Saturday, March 09, 2019

Let me take a look at the last couple of months.

Maybe it did make a person curious if I was available (relationship-wise)... There have been pockets of sadness, euphoria, smitten-ness and everything that comes along with it.

But this thing about love... You cross oceans for it. This thing called love... You're clueless, unsure and yet... Jump!

Today is 9th March. Its been about a week since i last typed in this entry (i.e: the 2 paragraphs above.)

A week ago, i felt my world collapsed. This view where my future was nothing but a void of emptiness in all aspects was prevailing throughout my mind spreading to all the other senses of mine. And there I was, still and silent as numbness sneaked out of my heart and it spreads across my entire being.

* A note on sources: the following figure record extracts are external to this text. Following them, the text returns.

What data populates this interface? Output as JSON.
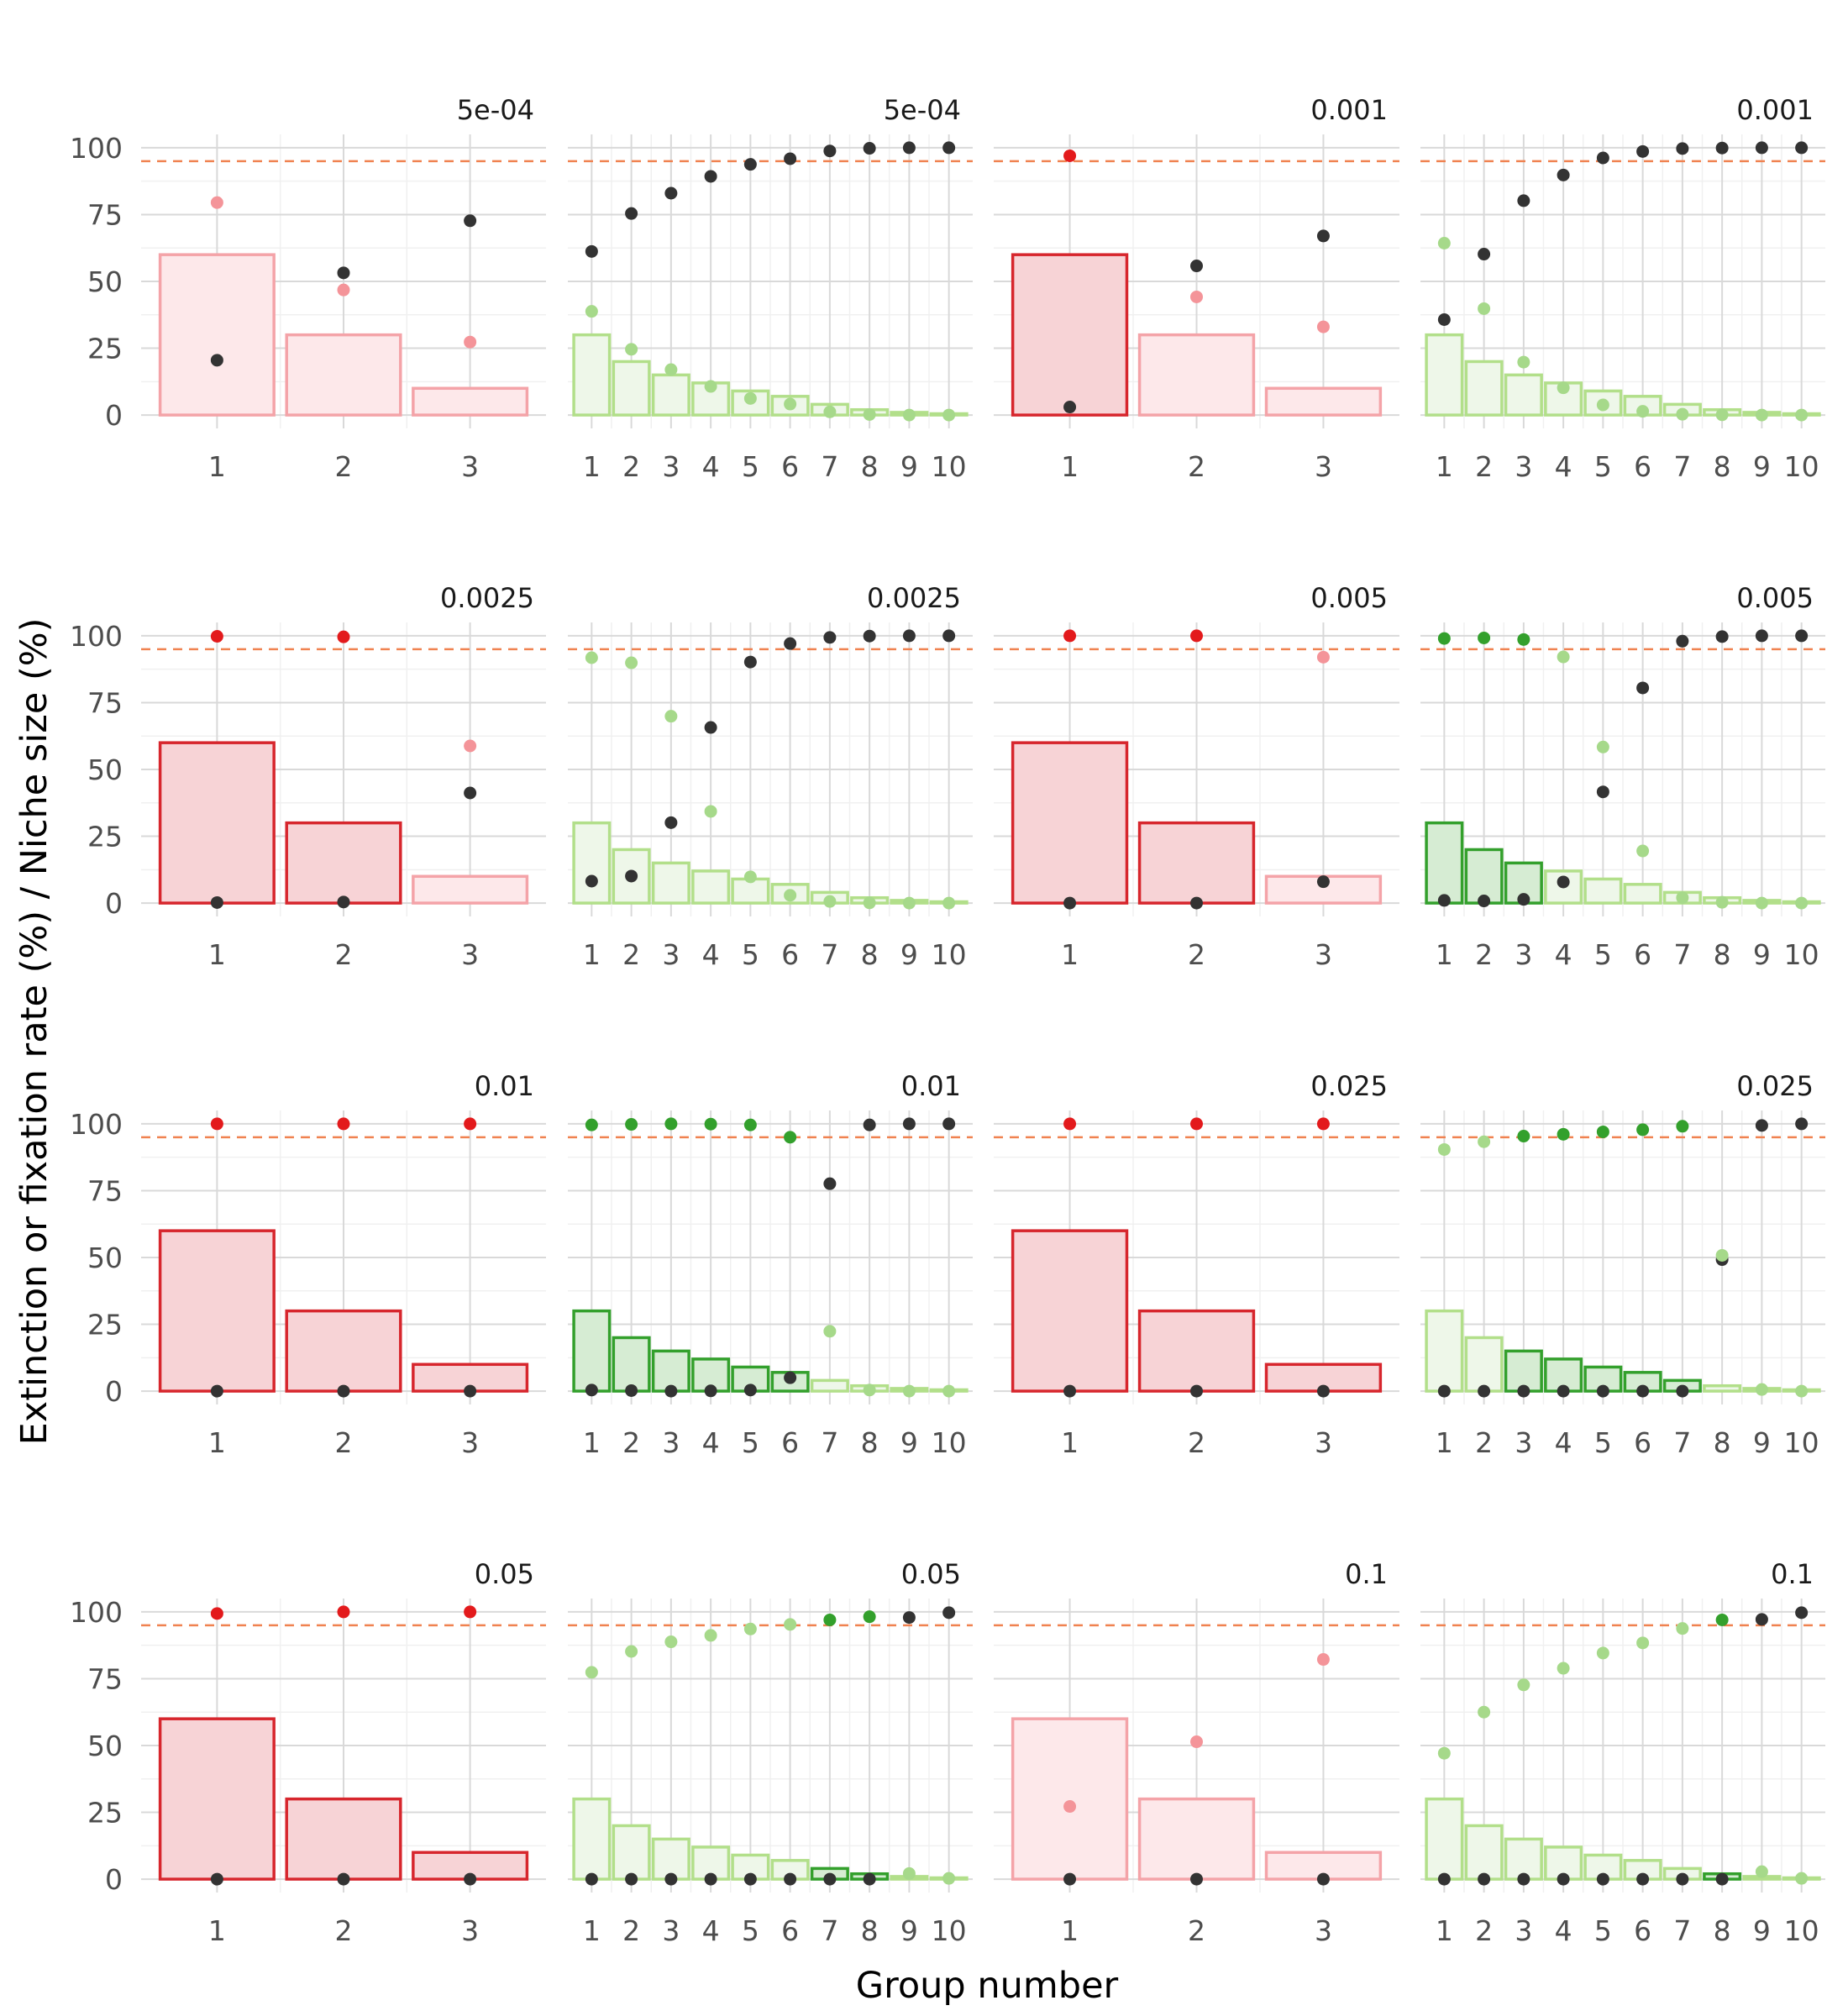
{
  "chart_data": {
    "type": "bar",
    "xlabel": "Group number",
    "ylabel": "Extinction or fixation rate (%) / Niche size (%)",
    "ylim": [
      0,
      100
    ],
    "yticks": [
      0,
      25,
      50,
      75,
      100
    ],
    "threshold": {
      "value": 95,
      "style": "dashed",
      "color": "#f08250"
    },
    "grid": true,
    "layout": {
      "rows": 4,
      "cols": 4
    },
    "palettes": {
      "red": {
        "dark_fill": "#f7d3d6",
        "dark_stroke": "#d7262d",
        "light_fill": "#fde8ea",
        "light_stroke": "#f4a3a8",
        "dot_dark": "#e31a1c",
        "dot_light": "#f49499"
      },
      "green": {
        "dark_fill": "#d6ecd3",
        "dark_stroke": "#33a02c",
        "light_fill": "#eef7e9",
        "light_stroke": "#b2df8a",
        "dot_dark": "#33a02c",
        "dot_light": "#a6d98a"
      },
      "extinction_dot": "#333333"
    },
    "panels": [
      {
        "title": "5e-04",
        "palette": "red",
        "categories": [
          1,
          2,
          3
        ],
        "niche": [
          60,
          30,
          10
        ],
        "dark": [
          false,
          false,
          false
        ],
        "fixation": [
          79.5,
          46.8,
          27.3
        ],
        "fix_dark": [
          false,
          false,
          false
        ],
        "extinction": [
          20.5,
          53.2,
          72.7
        ]
      },
      {
        "title": "5e-04",
        "palette": "green",
        "categories": [
          1,
          2,
          3,
          4,
          5,
          6,
          7,
          8,
          9,
          10
        ],
        "niche": [
          30,
          20,
          15,
          12,
          9,
          7,
          4,
          2,
          1,
          0.5
        ],
        "dark": [
          false,
          false,
          false,
          false,
          false,
          false,
          false,
          false,
          false,
          false
        ],
        "fixation": [
          38.8,
          24.6,
          17.0,
          10.7,
          6.2,
          4.1,
          1.2,
          0.2,
          0.0,
          0.0
        ],
        "fix_dark": [
          false,
          false,
          false,
          false,
          false,
          false,
          false,
          false,
          false,
          false
        ],
        "extinction": [
          61.2,
          75.4,
          83.0,
          89.3,
          93.8,
          95.9,
          98.8,
          99.8,
          100.0,
          100.0
        ]
      },
      {
        "title": "0.001",
        "palette": "red",
        "categories": [
          1,
          2,
          3
        ],
        "niche": [
          60,
          30,
          10
        ],
        "dark": [
          true,
          false,
          false
        ],
        "fixation": [
          97.0,
          44.2,
          33.0
        ],
        "fix_dark": [
          true,
          false,
          false
        ],
        "extinction": [
          3.0,
          55.8,
          67.0
        ]
      },
      {
        "title": "0.001",
        "palette": "green",
        "categories": [
          1,
          2,
          3,
          4,
          5,
          6,
          7,
          8,
          9,
          10
        ],
        "niche": [
          30,
          20,
          15,
          12,
          9,
          7,
          4,
          2,
          1,
          0.5
        ],
        "dark": [
          false,
          false,
          false,
          false,
          false,
          false,
          false,
          false,
          false,
          false
        ],
        "fixation": [
          64.3,
          39.8,
          19.8,
          10.2,
          3.8,
          1.4,
          0.3,
          0.1,
          0.0,
          0.0
        ],
        "fix_dark": [
          false,
          false,
          false,
          false,
          false,
          false,
          false,
          false,
          false,
          false
        ],
        "extinction": [
          35.7,
          60.2,
          80.2,
          89.8,
          96.2,
          98.6,
          99.7,
          99.9,
          100.0,
          100.0
        ]
      },
      {
        "title": "0.0025",
        "palette": "red",
        "categories": [
          1,
          2,
          3
        ],
        "niche": [
          60,
          30,
          10
        ],
        "dark": [
          true,
          true,
          false
        ],
        "fixation": [
          99.8,
          99.6,
          58.8
        ],
        "fix_dark": [
          true,
          true,
          false
        ],
        "extinction": [
          0.2,
          0.4,
          41.2
        ]
      },
      {
        "title": "0.0025",
        "palette": "green",
        "categories": [
          1,
          2,
          3,
          4,
          5,
          6,
          7,
          8,
          9,
          10
        ],
        "niche": [
          30,
          20,
          15,
          12,
          9,
          7,
          4,
          2,
          1,
          0.5
        ],
        "dark": [
          false,
          false,
          false,
          false,
          false,
          false,
          false,
          false,
          false,
          false
        ],
        "fixation": [
          91.8,
          89.9,
          69.9,
          34.3,
          9.8,
          2.9,
          0.6,
          0.1,
          0.0,
          0.0
        ],
        "fix_dark": [
          false,
          false,
          false,
          false,
          false,
          false,
          false,
          false,
          false,
          false
        ],
        "extinction": [
          8.2,
          10.1,
          30.1,
          65.7,
          90.2,
          97.1,
          99.4,
          99.9,
          100.0,
          100.0
        ]
      },
      {
        "title": "0.005",
        "palette": "red",
        "categories": [
          1,
          2,
          3
        ],
        "niche": [
          60,
          30,
          10
        ],
        "dark": [
          true,
          true,
          false
        ],
        "fixation": [
          100.0,
          100.0,
          92.0
        ],
        "fix_dark": [
          true,
          true,
          false
        ],
        "extinction": [
          0.0,
          0.0,
          8.0
        ]
      },
      {
        "title": "0.005",
        "palette": "green",
        "categories": [
          1,
          2,
          3,
          4,
          5,
          6,
          7,
          8,
          9,
          10
        ],
        "niche": [
          30,
          20,
          15,
          12,
          9,
          7,
          4,
          2,
          1,
          0.5
        ],
        "dark": [
          true,
          true,
          true,
          false,
          false,
          false,
          false,
          false,
          false,
          false
        ],
        "fixation": [
          99.0,
          99.2,
          98.6,
          92.1,
          58.4,
          19.5,
          2.0,
          0.3,
          0.0,
          0.0
        ],
        "fix_dark": [
          true,
          true,
          true,
          false,
          false,
          false,
          false,
          false,
          false,
          false
        ],
        "extinction": [
          1.0,
          0.8,
          1.4,
          7.9,
          41.6,
          80.5,
          98.0,
          99.7,
          100.0,
          100.0
        ]
      },
      {
        "title": "0.01",
        "palette": "red",
        "categories": [
          1,
          2,
          3
        ],
        "niche": [
          60,
          30,
          10
        ],
        "dark": [
          true,
          true,
          true
        ],
        "fixation": [
          100.0,
          100.0,
          100.0
        ],
        "fix_dark": [
          true,
          true,
          true
        ],
        "extinction": [
          0.0,
          0.0,
          0.0
        ]
      },
      {
        "title": "0.01",
        "palette": "green",
        "categories": [
          1,
          2,
          3,
          4,
          5,
          6,
          7,
          8,
          9,
          10
        ],
        "niche": [
          30,
          20,
          15,
          12,
          9,
          7,
          4,
          2,
          1,
          0.5
        ],
        "dark": [
          true,
          true,
          true,
          true,
          true,
          true,
          false,
          false,
          false,
          false
        ],
        "fixation": [
          99.6,
          99.8,
          100.0,
          99.9,
          99.6,
          95.0,
          22.4,
          0.4,
          0.0,
          0.0
        ],
        "fix_dark": [
          true,
          true,
          true,
          true,
          true,
          true,
          false,
          false,
          false,
          false
        ],
        "extinction": [
          0.4,
          0.2,
          0.0,
          0.1,
          0.4,
          5.0,
          77.6,
          99.6,
          100.0,
          100.0
        ]
      },
      {
        "title": "0.025",
        "palette": "red",
        "categories": [
          1,
          2,
          3
        ],
        "niche": [
          60,
          30,
          10
        ],
        "dark": [
          true,
          true,
          true
        ],
        "fixation": [
          100.0,
          100.0,
          100.0
        ],
        "fix_dark": [
          true,
          true,
          true
        ],
        "extinction": [
          0.0,
          0.0,
          0.0
        ]
      },
      {
        "title": "0.025",
        "palette": "green",
        "categories": [
          1,
          2,
          3,
          4,
          5,
          6,
          7,
          8,
          9,
          10
        ],
        "niche": [
          30,
          20,
          15,
          12,
          9,
          7,
          4,
          2,
          1,
          0.5
        ],
        "dark": [
          false,
          false,
          true,
          true,
          true,
          true,
          true,
          false,
          false,
          false
        ],
        "fixation": [
          90.4,
          93.3,
          95.4,
          96.1,
          97.0,
          97.8,
          99.1,
          50.8,
          0.6,
          0.0
        ],
        "fix_dark": [
          false,
          false,
          true,
          true,
          true,
          true,
          true,
          false,
          false,
          false
        ],
        "extinction": [
          0.0,
          0.0,
          0.0,
          0.0,
          0.0,
          0.0,
          0.0,
          49.2,
          99.4,
          100.0
        ]
      },
      {
        "title": "0.05",
        "palette": "red",
        "categories": [
          1,
          2,
          3
        ],
        "niche": [
          60,
          30,
          10
        ],
        "dark": [
          true,
          true,
          true
        ],
        "fixation": [
          99.4,
          100.0,
          100.0
        ],
        "fix_dark": [
          true,
          true,
          true
        ],
        "extinction": [
          0.0,
          0.0,
          0.0
        ]
      },
      {
        "title": "0.05",
        "palette": "green",
        "categories": [
          1,
          2,
          3,
          4,
          5,
          6,
          7,
          8,
          9,
          10
        ],
        "niche": [
          30,
          20,
          15,
          12,
          9,
          7,
          4,
          2,
          1,
          0.5
        ],
        "dark": [
          false,
          false,
          false,
          false,
          false,
          false,
          true,
          true,
          false,
          false
        ],
        "fixation": [
          77.4,
          85.2,
          88.8,
          91.2,
          93.6,
          95.3,
          97.0,
          98.2,
          2.1,
          0.3
        ],
        "fix_dark": [
          false,
          false,
          false,
          false,
          false,
          false,
          true,
          true,
          false,
          false
        ],
        "extinction": [
          0.0,
          0.0,
          0.0,
          0.0,
          0.0,
          0.0,
          0.0,
          0.0,
          97.9,
          99.7
        ]
      },
      {
        "title": "0.1",
        "palette": "red",
        "categories": [
          1,
          2,
          3
        ],
        "niche": [
          60,
          30,
          10
        ],
        "dark": [
          false,
          false,
          false
        ],
        "fixation": [
          27.2,
          51.4,
          82.2
        ],
        "fix_dark": [
          false,
          false,
          false
        ],
        "extinction": [
          0.0,
          0.0,
          0.0
        ]
      },
      {
        "title": "0.1",
        "palette": "green",
        "categories": [
          1,
          2,
          3,
          4,
          5,
          6,
          7,
          8,
          9,
          10
        ],
        "niche": [
          30,
          20,
          15,
          12,
          9,
          7,
          4,
          2,
          1,
          0.5
        ],
        "dark": [
          false,
          false,
          false,
          false,
          false,
          false,
          false,
          true,
          false,
          false
        ],
        "fixation": [
          47.1,
          62.5,
          72.7,
          78.9,
          84.6,
          88.4,
          93.8,
          97.0,
          2.8,
          0.3
        ],
        "fix_dark": [
          false,
          false,
          false,
          false,
          false,
          false,
          false,
          true,
          false,
          false
        ],
        "extinction": [
          0.0,
          0.0,
          0.0,
          0.0,
          0.0,
          0.0,
          0.0,
          0.0,
          97.2,
          99.7
        ]
      }
    ]
  }
}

"I've given you my heart", he said as darkness fell across the sky and all that gave light in my room was the illumination of my phone. "I didn't know when it happened, but i realised that my heart is no longer with me... its with you now. I may appear big and strong but my heart isn't, so take care of it", he continued. Silence ensued as I stared at the text over and over again as I felt my heart swell with this feeling of love and euphoria that was all new to me. I've never felt this ever before. "well, in case you didn't know, I've given you mine too. A long time ago. It needs tender loving care, it is flawed and broken and I've taken it out from a safe place for you. Protect it ok? Its fragile and I pretend to be strong but I am not. But you're my safe place. Don't break it... I don't think my heart will be able to survive that." And with that we knew this thing we have, its breaking all barriers and everything the both of us ever knew about love.

Let me take you back to probably a year ago. This fear I have from stepping into something new. This fear I have from opening up to someone else. This fear that someone is gonna leave me is something I can't seem to let go. That's the reason why that I have always been someone who has given everything to those I care about and not expect anything in return. It is solely to eliminate any form of disappointment that may result from it. I have always been the one standing there witnessing the retreating backs of everyone i ever cared about and all I could do was stare helplessly as they all walked away.

"I love you so much. Even though you're not here and near me, you're always in my heart and my mind all the time." Each text that appears each night is a variation... a confession of love of some sort. A reminder to the other about the other's importance to them. What started as just a simple "I love you too" from me gradually progressed to "I love you too... Always and forever. Don't ever forget that". 

I have since managed to collect pieces of my thoughts. The sincerity of his love. The loyalty I crave, he provided. And above all that? All of my weaknesses are his strengths and he is the missing puzzle piece that I have been searching all this while. I wished that I could fight for this. Salvage it somehow. Start over. Getting to know each other all over again.

Bare. Unprotected. Unmasked.

But he has made up his mind and i will respect that. So I will leave it up to God to give me the strength I need for this. If it was meant to be, it will be meant for me.

"I didn't know it was possible", we both confessed, "to miss someone this much, until you."

As the thought process slowly returned and the numbness dissipating from my heart. I am feeling this huge emptiness. The hole in my heart. The void that I can't seem to shake off. This lost is overwhelming my senses. When you're in a long distance relationship... You will always have this feeling of missing someone. You never knew you were able to miss someone that much.

"I don't think we can be together anymore" and the silence that follows. A silence so loud and deafening that I could not block the sound out. A single slice so sharp, it broke me.

It takes 2 hands to clap in every situation. I may have contributed to this and I don't know how to make things right.

And suddenly, you realise this feeling of looking forward to see someone is never gonna be full-filled. Like a thirst that can't be quenched.

"Oh, be still my heart. Be still. We'll be Ok."

But above it all and non-relating to this, my friends. They're my angels from God.